During the 1950s, second generation Kikuo Suwa came across an Imperial jade (jadeite) possessing an extraordinary level of transparency. It left his possession once when he sold it, but after circulating around it eventually returned to Kikuo's hands.
Feeling that an item of such rare beauty must be preserved for posterity, Kikuo donated the Imperial jade to the National Museum of Nature and Science in Ueno, Tokyo. This Imperial jade was given the nickname "The Green Pepper."
In 1965, third generation Yasukazu Suwa became the first Japanese national to earn the degree of Graduate Gemologist (GG) from the Gemological Institute of America (GIA).
Since then, Yasukazu has flown around the world to gemstone-producing countries in search of beautiful gemstone material, establishing international supply routes in earnest. In particular, he has visited the renowned emerald trading center of Bogotá, Colombia some 62 times.
After continuing research of the manufacture of beautiful jewelry domestically, third generation Yasukazu Suwa's desire to become an advocate for jewelry that people will enjoy wearing turned its focus toward the United States. In 1983, SUWA's high level of quality was recognized by jewelers in New York, and new business was started.
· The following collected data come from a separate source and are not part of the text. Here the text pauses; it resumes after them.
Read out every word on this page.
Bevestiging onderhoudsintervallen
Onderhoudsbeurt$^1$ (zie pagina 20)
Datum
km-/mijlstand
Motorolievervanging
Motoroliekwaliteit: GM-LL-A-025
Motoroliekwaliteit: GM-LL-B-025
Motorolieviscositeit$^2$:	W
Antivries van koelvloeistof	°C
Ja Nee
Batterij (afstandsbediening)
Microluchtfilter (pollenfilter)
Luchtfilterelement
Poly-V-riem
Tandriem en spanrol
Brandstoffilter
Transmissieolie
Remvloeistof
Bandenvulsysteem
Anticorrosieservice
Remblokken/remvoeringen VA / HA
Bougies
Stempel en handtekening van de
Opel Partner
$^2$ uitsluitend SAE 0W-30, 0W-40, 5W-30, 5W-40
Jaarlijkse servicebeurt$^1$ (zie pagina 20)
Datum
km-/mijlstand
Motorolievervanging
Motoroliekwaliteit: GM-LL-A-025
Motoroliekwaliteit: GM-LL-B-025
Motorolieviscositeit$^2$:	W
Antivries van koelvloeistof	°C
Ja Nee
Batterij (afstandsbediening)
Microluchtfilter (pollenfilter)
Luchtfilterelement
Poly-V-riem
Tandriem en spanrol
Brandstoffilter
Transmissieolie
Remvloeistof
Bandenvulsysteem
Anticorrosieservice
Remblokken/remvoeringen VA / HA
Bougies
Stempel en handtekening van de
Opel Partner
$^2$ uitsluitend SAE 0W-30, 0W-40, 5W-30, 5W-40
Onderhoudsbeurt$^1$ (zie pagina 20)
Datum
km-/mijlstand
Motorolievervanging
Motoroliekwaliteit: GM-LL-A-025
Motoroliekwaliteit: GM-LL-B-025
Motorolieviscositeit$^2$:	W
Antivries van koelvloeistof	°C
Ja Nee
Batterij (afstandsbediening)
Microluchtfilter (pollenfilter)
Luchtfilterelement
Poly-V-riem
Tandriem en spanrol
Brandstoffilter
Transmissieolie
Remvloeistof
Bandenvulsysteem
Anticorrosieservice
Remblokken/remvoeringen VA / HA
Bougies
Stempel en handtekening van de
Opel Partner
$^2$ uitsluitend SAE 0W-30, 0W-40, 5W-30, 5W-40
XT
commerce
Since then, Yasukazu has crisscrossed the United States, and acceptance of SUWA's quality has resulted in increased dealings with jewelers across the country seeking SUWA jewelry.
While expanding business in the United States, Yasukazu Suwa's desire to tell people about the beauty and enjoyment of gemstones appeared on the world stage in the form of a series of "Gemstones" books.
Based on his personal experiences while travelling over 300 times on international buying trips, Gemstones 1 – Judging Quality and Establishing Value was published in 1993, with its sequel Gemstones 2 being penned in 1997.
Following this, in 2000, Gemstones 3, featuring jewelry that brings out the beauty of gemstones, was published.
Entering the year 2000, SUWA expanded its domestic and overseas sales activities.
SUWA's jewelry was being sold in 11 cities through 19 outlets in the Japanese market. Overseas, the US market consisted of 35 stores in 25 cities, and 2 stores in 2 cities in Canada, for a total of 56 stores in 38 cities.
In December of 2009, Diamonds: Rough to Romance, jointly authored by Yasukazu Suwa and Mr. Andrew Coxon of DeBeers, was published.
Types of diamond rough, differences in quality by country of origin, and differences in the beauty of polished diamonds due to size and cut, were among the subjects published in this book, which was presented as "a new way to look at diamonds."
With an English translation published in 2010, and a Chinese version in 2011, the book is being read by people around the world.